Conditional Quasi-Exact Solvability of the Quantum Planar Pendulum and its Anti-Isospectral Hyperbolic Counterpart

(A) Eigenstates of the planar pendulum, periodic in 2π. (B) Same but anti-periodic in 2π. (C) Eigenstates of the Razvy system, plotted upside down. Note that the first six eigenstates of (B) are anti-isospectral to those of (C) 
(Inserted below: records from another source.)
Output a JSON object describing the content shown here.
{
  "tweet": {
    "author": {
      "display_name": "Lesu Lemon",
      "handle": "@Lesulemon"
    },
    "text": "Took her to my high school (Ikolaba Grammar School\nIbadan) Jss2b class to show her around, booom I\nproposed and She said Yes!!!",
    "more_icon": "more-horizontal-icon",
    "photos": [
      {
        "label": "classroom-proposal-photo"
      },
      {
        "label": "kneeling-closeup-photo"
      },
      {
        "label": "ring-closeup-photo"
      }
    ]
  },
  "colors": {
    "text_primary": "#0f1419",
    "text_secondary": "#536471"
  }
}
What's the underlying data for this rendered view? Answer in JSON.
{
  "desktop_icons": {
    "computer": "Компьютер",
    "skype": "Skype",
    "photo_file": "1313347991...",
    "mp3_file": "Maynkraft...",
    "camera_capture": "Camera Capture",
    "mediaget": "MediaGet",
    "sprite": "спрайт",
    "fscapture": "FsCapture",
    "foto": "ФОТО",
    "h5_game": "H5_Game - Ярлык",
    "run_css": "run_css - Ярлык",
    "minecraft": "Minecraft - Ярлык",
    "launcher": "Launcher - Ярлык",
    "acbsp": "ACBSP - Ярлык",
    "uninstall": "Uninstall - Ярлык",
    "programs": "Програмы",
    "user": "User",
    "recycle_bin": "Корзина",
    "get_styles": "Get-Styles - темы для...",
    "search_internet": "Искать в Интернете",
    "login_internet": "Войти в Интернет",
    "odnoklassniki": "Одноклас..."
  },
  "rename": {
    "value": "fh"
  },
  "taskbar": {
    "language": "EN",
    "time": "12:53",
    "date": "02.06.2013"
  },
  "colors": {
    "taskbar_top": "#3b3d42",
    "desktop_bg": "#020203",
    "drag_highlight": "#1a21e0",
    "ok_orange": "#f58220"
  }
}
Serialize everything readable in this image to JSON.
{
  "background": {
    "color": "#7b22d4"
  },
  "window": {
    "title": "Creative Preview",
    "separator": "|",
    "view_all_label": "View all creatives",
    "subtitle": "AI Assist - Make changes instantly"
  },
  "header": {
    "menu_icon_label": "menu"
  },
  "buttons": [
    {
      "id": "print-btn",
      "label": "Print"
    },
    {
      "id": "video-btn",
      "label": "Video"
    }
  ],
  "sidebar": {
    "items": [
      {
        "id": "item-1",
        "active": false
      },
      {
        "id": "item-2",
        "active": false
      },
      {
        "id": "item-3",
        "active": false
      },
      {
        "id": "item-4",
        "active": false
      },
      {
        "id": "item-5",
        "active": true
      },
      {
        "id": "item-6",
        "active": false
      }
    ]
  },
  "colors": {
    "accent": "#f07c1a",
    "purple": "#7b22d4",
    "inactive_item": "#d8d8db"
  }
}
Simon Becker, Marjan Mirahmadi, Burkhard Schmidt, Konrad Schatz, and Bretislav Friedrich 

We have subjected the planar pendulum eigenproblem to a symmetry analysis with the goal of explaining the relationship between its conditional quasi-exact solvability (C-QES) and the topology of its eigenenergy surfaces, established in our earlier work [Frontiers in Physics 2, 37, (2014)]. The present analysis revealed that this relationship can be traced to the structure of the tridiagonal matrices representing the symmetry-adapted pendular Hamiltonian, as well as enabled us to identify many more - forty in total to be exact - analytic solutions. Furthermore, an analogous analysis of the hyperbolic counterpart of the planar pendulum, the Razavy problem, which was shown to be also C-QES [American Journal of Physics 48, 285 (1980)], confirmed that it is anti-isospectral with the pendular eigenproblem. Of key importance for both eigenproblems proved to be the topological index κ, as it determines the loci of the intersections (genuine and avoided) of the eigenenergy surfaces spanned by the dimensionless interaction parameters η and ζ. It also encapsulates the conditions under which analytic solutions to the two eigenproblems obtain and provides the number of analytic solutions. At a given κ, the anti-isospectrality occurs for single states only (i.e., not for doublets), like C-QES holds solely for integer values of κ, and only occurs for the lowest eigenvalues of the pendular and Razavy Hamiltonians, with the order of the eigenvalues reversed for the latter. For all other states, the pendular and Razavy spectra become in fact qualitatively different, as higher pendular states appear as doublets whereas all higher Razavy states are singlets.